Wednesday, September 28, 2005

LET THE SUN SHINE IN TO OUR GOVERNMENT

The County Clerk of Bernalillo County maintains records of real estate transactions: deeds, mortgages, liens, etc. She has these on a database in her office downtown. If Joe Sixpack wants to look at these records (they are public records), he can go down to the building at 5th and Marquette and go up to the Sixth floor and ask a clerk to look into the computer. Older records are there (prior to 1995?) on microfilm. Parking? It is to work at.

Why is this? These are our records, public records. Why are they not on line? Why cannot Jane Sixpack access these public records from her own computer in her own home, or at the public library?

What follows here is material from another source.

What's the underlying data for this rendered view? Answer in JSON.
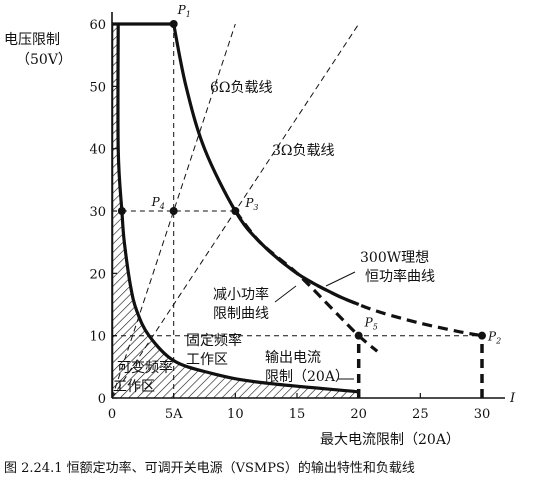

Same deal with the contracts that the City, County and State enter into with middlemen of all sorts. Why cannot we see these contracts on line? For example, how much is the attorney going to take for his fee of the $100 million bond issue the County authorized? Is it a reasonable amount? Is it based on work done, hourly rate? Or is it a percentage? If it is a percentage, then why? Will the attorney get $125,000? That is more than we pay the Chief Justice for a whole year’s work. How many hours will be put into this work? What rate per hour?

If that gated community in the Northeast Heights hires some off-duty police officers and pays them time and a half to patrol the neighborhood, in government, marked police cars, in uniform with badge and gun, what is this all about? The answer is in the contract, a writing, which could be put on line but is not. Why not? If the Chief wants to let his officers be hired by private individuals to police for those special ones, and call the plan “Chief’s Overtime,” then let him put the contracts on line. Sunshine could cure a lot of our problems, and make right a lot of our wrongs.

Let technology help us become Big Citizens.